Nonostante si trovino a migliaia di chilometri sotto la superficie, queste masse dense influenzano il flusso di ferro liquido nel nucleo esterno della Terra. Poiché il movimento di questo ferro è ciò che genera lo scudo magnetico terrestre, le anomalie in queste strutture influenzano direttamente l’intensità e la direzione della protezione magnetica in diverse regioni.
L’Anomalia del Sud Atlantico
Gli scienziati ritengono che la struttura situata sotto il continente africano possa essere responsabile dell'”Anomalia del Sud Atlantico”, una vasta regione in cui il campo magnetico è significativamente più debole.
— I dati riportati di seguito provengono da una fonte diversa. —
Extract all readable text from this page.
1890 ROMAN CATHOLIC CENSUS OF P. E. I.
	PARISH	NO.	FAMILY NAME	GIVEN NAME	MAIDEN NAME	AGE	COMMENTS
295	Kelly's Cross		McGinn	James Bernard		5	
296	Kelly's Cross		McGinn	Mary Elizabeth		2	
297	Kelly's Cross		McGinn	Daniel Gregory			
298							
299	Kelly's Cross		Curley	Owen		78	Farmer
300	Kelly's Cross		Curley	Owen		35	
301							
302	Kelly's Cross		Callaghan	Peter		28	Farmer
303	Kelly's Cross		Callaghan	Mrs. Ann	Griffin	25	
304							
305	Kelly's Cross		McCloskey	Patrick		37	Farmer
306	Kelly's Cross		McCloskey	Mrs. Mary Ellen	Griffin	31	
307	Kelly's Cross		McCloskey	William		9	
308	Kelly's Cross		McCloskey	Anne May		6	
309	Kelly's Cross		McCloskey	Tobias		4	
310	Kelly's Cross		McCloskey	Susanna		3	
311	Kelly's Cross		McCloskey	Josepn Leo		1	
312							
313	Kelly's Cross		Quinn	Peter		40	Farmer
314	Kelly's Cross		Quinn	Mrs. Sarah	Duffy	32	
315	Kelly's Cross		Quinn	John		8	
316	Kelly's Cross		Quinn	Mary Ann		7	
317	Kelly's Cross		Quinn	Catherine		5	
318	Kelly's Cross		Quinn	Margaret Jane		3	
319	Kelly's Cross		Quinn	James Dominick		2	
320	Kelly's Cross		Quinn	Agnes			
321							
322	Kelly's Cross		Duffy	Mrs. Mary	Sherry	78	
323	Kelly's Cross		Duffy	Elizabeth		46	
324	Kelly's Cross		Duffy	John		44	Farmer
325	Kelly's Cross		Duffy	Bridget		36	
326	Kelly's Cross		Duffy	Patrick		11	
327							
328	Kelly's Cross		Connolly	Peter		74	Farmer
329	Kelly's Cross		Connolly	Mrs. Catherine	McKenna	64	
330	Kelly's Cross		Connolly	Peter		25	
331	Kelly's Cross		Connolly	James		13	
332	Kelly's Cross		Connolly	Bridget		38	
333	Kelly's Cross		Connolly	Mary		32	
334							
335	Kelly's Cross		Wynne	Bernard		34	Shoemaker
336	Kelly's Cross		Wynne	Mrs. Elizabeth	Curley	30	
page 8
Quest’area rappresenta una sfida per i satelliti e le missioni spaziali, che sono più esposti alle radiazioni cosmiche quando sorvolano la zona.
Origini Antiche
Una delle teorie più affascinanti suggerisce che queste megastrutture possano essere i resti di Theia, l’antico protopianeta che si scontrò con la Terra miliardi di anni fa, dando origine alla Luna. Se confermata, questa scoperta collegherebbe l’attuale protezione magnetica della Terra a un evento catastrofico che ha definito l’inizio del sistema solare.